3. **Pipeline Performance**
- Processing latency
- Throughput metrics
- Error rates

### Alerting Rules

```yaml
alerts:
- name: high_temperature
condition: temp > 30°C
duration: 5m

- name: system_latency
condition: latency > 1s
duration: 2m
```

## 🛡️ Security

### Security Features
- TLS 1.3 encryption
- OAuth 2.0 authentication
- Role-based access control
- Audit logging

### Best Practices
1. Regular security updates
2. Secrets management
3. Network segmentation
4. Access control policies

## 🔧 Contributing

We welcome contributions!
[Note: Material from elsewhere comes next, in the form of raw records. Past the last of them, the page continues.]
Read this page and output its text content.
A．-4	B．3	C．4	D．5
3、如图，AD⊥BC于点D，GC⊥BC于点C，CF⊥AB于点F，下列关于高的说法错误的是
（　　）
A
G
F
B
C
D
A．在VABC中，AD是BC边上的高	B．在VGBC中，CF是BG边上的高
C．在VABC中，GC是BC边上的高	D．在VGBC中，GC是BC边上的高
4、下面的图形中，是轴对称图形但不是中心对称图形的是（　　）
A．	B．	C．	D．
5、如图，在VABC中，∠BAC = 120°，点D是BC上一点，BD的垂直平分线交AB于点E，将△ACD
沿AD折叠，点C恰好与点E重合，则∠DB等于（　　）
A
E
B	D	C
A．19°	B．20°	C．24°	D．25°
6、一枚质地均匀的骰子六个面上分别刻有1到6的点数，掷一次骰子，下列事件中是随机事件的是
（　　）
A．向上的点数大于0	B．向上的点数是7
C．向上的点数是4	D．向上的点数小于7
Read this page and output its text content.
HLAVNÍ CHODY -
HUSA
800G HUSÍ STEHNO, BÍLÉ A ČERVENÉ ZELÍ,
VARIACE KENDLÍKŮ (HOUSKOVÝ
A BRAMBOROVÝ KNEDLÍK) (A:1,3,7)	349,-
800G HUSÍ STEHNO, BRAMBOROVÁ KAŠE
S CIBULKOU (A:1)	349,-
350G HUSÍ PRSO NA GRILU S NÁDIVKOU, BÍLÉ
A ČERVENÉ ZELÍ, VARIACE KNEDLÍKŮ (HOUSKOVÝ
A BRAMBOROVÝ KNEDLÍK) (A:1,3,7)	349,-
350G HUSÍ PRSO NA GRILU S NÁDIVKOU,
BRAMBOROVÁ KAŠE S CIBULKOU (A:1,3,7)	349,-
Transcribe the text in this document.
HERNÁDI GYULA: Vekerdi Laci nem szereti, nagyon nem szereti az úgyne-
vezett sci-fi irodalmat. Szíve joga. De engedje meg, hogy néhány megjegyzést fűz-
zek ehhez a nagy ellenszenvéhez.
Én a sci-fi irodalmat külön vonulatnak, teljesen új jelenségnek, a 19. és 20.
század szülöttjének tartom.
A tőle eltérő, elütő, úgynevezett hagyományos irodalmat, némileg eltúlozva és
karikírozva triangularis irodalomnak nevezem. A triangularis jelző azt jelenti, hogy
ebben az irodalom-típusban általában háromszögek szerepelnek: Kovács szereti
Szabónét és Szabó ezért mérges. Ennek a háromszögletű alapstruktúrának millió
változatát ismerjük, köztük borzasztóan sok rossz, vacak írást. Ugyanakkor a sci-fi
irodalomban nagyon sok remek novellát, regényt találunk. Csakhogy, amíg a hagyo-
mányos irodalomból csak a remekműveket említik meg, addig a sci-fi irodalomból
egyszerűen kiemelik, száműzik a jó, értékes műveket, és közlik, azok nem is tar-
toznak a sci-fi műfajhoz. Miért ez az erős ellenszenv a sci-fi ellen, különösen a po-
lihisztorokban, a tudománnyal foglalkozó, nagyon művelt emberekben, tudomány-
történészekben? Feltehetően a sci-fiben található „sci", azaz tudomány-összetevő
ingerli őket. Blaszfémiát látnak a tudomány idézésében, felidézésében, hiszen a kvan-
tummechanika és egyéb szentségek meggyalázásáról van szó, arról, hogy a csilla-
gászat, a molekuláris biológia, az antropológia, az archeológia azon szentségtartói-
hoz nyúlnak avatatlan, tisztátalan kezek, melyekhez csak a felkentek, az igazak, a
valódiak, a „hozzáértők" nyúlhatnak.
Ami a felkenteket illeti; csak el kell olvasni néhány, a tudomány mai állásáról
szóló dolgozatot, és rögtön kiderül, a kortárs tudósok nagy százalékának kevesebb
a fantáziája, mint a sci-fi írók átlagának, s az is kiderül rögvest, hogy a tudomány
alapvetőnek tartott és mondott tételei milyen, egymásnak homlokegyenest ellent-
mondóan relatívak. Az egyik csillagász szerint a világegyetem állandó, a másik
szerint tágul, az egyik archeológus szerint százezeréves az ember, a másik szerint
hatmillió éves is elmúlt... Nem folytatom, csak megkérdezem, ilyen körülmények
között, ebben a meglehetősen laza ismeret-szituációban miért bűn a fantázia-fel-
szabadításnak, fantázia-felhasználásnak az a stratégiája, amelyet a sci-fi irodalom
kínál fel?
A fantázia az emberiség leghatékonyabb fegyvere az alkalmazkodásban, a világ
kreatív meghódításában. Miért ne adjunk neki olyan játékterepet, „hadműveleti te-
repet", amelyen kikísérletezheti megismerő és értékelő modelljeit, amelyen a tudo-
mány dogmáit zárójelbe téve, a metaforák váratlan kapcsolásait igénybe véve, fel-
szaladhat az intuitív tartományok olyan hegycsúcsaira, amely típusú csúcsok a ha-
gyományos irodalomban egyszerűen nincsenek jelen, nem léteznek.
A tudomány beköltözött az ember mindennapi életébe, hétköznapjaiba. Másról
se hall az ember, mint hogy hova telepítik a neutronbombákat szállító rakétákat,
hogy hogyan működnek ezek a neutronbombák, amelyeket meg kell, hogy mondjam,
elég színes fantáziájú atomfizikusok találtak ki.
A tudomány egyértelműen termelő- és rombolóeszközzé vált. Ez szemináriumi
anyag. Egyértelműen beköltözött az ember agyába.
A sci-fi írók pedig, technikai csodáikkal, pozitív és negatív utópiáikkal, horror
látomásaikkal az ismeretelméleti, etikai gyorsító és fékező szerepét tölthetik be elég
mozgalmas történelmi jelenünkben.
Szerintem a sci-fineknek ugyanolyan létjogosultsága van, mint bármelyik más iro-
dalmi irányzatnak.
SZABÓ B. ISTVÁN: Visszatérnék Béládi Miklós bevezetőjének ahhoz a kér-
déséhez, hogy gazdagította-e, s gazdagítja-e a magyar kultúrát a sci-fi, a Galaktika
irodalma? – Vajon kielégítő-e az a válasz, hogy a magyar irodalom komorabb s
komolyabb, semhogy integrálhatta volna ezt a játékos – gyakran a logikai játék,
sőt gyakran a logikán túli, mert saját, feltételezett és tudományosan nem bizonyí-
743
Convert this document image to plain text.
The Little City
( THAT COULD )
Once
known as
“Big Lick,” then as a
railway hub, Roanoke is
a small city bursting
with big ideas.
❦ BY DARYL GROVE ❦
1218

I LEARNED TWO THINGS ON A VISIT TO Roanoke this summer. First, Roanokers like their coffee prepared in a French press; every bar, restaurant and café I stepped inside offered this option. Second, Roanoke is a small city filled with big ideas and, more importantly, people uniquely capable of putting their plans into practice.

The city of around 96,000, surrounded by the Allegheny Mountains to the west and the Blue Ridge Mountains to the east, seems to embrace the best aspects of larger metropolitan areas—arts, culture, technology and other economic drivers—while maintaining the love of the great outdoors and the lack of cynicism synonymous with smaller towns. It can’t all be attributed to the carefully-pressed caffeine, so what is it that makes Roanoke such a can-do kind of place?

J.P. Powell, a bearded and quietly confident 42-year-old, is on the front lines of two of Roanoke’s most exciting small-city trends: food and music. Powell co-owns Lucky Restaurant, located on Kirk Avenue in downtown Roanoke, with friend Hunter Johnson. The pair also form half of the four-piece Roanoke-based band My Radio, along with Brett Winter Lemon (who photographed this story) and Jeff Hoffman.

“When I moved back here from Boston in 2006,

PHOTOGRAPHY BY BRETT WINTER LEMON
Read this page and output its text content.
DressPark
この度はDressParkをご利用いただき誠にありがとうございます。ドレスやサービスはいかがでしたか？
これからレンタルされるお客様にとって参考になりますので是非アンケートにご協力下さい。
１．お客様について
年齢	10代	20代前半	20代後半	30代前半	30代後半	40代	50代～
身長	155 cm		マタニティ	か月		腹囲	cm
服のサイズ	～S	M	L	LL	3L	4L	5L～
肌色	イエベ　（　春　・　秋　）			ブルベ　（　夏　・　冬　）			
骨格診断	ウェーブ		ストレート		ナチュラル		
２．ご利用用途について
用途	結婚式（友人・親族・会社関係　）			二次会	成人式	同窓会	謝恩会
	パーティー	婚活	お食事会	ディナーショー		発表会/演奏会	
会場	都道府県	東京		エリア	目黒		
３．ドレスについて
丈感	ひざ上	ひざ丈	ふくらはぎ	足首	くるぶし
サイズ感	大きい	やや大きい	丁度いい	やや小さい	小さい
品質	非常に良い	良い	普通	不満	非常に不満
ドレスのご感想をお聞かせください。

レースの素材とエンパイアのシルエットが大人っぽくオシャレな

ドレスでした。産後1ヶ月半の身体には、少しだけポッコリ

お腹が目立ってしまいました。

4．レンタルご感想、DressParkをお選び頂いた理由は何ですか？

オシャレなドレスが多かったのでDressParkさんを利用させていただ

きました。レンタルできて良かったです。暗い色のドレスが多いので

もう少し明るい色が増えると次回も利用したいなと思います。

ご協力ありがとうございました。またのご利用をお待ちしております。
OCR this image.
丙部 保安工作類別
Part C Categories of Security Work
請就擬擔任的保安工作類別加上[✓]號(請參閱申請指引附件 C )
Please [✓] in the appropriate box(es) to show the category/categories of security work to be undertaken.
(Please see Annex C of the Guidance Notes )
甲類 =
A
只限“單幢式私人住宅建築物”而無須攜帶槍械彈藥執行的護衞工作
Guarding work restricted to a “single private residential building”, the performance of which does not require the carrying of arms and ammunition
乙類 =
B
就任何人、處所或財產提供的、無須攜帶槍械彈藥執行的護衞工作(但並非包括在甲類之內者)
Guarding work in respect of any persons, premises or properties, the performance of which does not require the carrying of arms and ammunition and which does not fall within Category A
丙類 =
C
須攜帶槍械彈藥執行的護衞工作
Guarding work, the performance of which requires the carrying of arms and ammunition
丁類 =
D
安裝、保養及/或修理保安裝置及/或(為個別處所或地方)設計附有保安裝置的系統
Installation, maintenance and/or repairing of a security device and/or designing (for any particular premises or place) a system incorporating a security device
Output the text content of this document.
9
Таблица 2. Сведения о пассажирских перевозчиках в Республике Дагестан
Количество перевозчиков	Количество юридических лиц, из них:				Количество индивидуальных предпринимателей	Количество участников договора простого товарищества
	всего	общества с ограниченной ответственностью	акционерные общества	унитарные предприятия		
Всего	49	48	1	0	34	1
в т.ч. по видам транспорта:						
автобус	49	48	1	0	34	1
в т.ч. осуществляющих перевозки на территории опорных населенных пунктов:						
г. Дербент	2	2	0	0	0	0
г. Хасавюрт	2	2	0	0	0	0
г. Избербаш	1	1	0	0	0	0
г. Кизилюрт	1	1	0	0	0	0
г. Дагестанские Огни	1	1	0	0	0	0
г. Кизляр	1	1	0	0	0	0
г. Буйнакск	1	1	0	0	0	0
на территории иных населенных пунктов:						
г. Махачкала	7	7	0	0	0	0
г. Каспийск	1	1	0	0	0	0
Please see our [Contributing Guide](CONTRIBUTING.md) for details.

### Development Process
1. Fork the repository
2. Create your feature branch
```bash
git checkout -b feature/amazing-feature
```
3. Commit your changes
```bash
git commit -m 'Add amazing feature'
```
4. Push to the branch
```bash
git push origin feature/amazing-feature
```
5. Open a Pull Request

## 📄 License

This project is licensed under the MIT License - see the [LICENSE](LICENSE) file for details.